Ville Valo, Stimme und kreativer Kopf der Band, spielt bei HIMs Aufstieg eine zentrale Rolle. Bei ihm keimt schon früh der Wunsch, nichts anderes als Musik zu machen. Dafür arbeitet das Multitalent hart. Vor und während seiner Zeit bei HIM hat Valo bereits in rund 20 Bands mitgewirkt. Zudem verkörpert er das Gefühl und die Melancholie der Band, avanciert schnell zum Mädchenschwarm und Sexsymbol. Dabei fühlt sich der eigentlich schüchterne Frontsänger in dieser Rolle nicht wirklich wohl. Ständiger Erfolgsdruck, monatelange Tourneen durch die ganze Welt und das Hetzen zwischen Presseterminen, Konzerten und Tonstudios scheinen ihm zusätzlich zu schaffen zu machen. Hinzu kommt ein gewisser selbstzerstörerischer Lebenswandel, zu dem Zigaretten (trotz starken Asthmas) und Alkohol in großen Mengen gehören. Nach einem erfolgreichen Entzug 2007 scheint Valo seine Dämonen besser im Griff zu haben, viele Berichterstatter beschreiben ihn als "frischer" und "aufgeräumter". Trotzdem verstummen nicht alle negativen Stimmen in den Medien. Da wird Ville Valo nun als Langweiler dargestellt und belächelt. Dazu Ville nach seinem Entzug: "In den letzten 15 Jahren hatte ich mehr unglaubliche Partys als andere in ihrem ganzen Leben." Das sollte doch eigentlich reichen, oder? Abgesehen davon, dass sein Imagewandel eigentlich völlig irrelevant ist, wenn es um musikalische Fragen geht. Und solange es keinen negativen Einfluss auf die Musik hat, lasst den Mann doch einsam durch die finnischen Wälder spazieren und sich freuen, dass er das Fahrradfahren wieder für sich entdeckt hat – auch wenn das nicht ins handelsübliche Rockstarimage passt. Musikalisch tut es Villes Liveauftritten jedenfalls gut, dass er seine Laster besiegt hat. Und auch das neue Album scheint wieder härter zu werden, was durchaus positiv zu bewerten ist.

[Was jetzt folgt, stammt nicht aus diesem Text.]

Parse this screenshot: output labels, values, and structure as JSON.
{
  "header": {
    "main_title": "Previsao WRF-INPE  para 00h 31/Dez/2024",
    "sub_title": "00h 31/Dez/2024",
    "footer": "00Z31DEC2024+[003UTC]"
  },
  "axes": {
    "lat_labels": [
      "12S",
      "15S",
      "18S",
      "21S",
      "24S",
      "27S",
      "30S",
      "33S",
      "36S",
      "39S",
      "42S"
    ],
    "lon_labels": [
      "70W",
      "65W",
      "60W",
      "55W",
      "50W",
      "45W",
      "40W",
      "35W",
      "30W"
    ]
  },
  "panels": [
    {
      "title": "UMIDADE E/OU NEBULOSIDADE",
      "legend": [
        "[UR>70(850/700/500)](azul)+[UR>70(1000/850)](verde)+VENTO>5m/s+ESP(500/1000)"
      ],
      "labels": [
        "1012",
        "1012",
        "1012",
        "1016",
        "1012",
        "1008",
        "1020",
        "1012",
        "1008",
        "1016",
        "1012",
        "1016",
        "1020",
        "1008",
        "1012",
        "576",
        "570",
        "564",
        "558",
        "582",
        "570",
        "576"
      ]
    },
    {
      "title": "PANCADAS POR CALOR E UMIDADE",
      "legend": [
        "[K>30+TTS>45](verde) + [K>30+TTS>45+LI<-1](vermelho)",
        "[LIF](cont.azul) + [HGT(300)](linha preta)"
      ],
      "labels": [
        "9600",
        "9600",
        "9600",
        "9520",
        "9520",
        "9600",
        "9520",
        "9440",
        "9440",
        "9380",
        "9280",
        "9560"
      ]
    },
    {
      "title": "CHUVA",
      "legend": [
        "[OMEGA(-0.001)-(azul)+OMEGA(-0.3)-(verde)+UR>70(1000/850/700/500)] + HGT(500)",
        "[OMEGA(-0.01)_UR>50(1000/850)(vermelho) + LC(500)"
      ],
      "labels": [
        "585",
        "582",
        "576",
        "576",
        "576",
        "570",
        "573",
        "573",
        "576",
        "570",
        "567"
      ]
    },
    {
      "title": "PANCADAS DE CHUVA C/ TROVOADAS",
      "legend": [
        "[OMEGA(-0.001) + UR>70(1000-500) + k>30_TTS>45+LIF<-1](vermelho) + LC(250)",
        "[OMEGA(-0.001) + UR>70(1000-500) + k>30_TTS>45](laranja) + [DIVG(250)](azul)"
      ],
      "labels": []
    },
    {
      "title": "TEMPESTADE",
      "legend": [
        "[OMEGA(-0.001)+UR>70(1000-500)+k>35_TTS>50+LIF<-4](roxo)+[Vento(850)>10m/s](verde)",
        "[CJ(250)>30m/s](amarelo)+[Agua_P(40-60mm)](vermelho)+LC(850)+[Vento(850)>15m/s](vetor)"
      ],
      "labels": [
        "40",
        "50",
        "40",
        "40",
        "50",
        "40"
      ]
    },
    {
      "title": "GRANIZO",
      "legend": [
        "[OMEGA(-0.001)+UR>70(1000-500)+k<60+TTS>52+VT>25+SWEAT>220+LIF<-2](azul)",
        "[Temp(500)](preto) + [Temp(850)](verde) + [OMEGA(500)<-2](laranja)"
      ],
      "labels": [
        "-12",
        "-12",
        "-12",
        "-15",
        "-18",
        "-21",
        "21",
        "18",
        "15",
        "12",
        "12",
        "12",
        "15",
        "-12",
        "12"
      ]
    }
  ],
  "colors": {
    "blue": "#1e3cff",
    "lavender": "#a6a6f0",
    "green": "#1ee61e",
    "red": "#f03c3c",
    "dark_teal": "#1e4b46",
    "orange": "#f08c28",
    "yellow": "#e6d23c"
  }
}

Musikalisch gelten HIM als die "Godfathers of Love Metal". Charakteristisch hierfür sind die Vermischung von Pop- und Metalelementen mit ihrer dunklen Melancholie. Gemeint ist damit jedoch nicht etwa eine depressive Selbstmordstimmung, die der Band oft unterstellt wird. Ganz im Gegenteil wird die Schönheit des Lebens durch das Wissen um Vergänglichkeit betont. In wenigen Fällen übertreibt es Valo aber auch mit den epischen Gefühlsausbrüchen, am deutlichsten zu hören in dem zuletzt erschienenen Album "Screamworks: Love in Theory and Practice". Doch "Love Metal" oder "Venus Doom" klingen überwiegend hart, auch wenn sich trotz allem immer wieder Balladen unter die Tracklists mischen.
Fazit aus 20 Jahren: HIM bedeutet Hingabe mit Haut und Haaren im positiven und negativen Sinn, tiefe Gefühle mit einer Prise Sex, düstere Melancholie und zugleich Wertschätzung des Lebens mit all seinen dunklen und hellen Facetten. Das alles gepaart mit deutlichen Gitarren- und Bassriffs, die zum Tanzen und Headbangen einladen. Oder zum Träumen und Dahinschmelzen. (cw)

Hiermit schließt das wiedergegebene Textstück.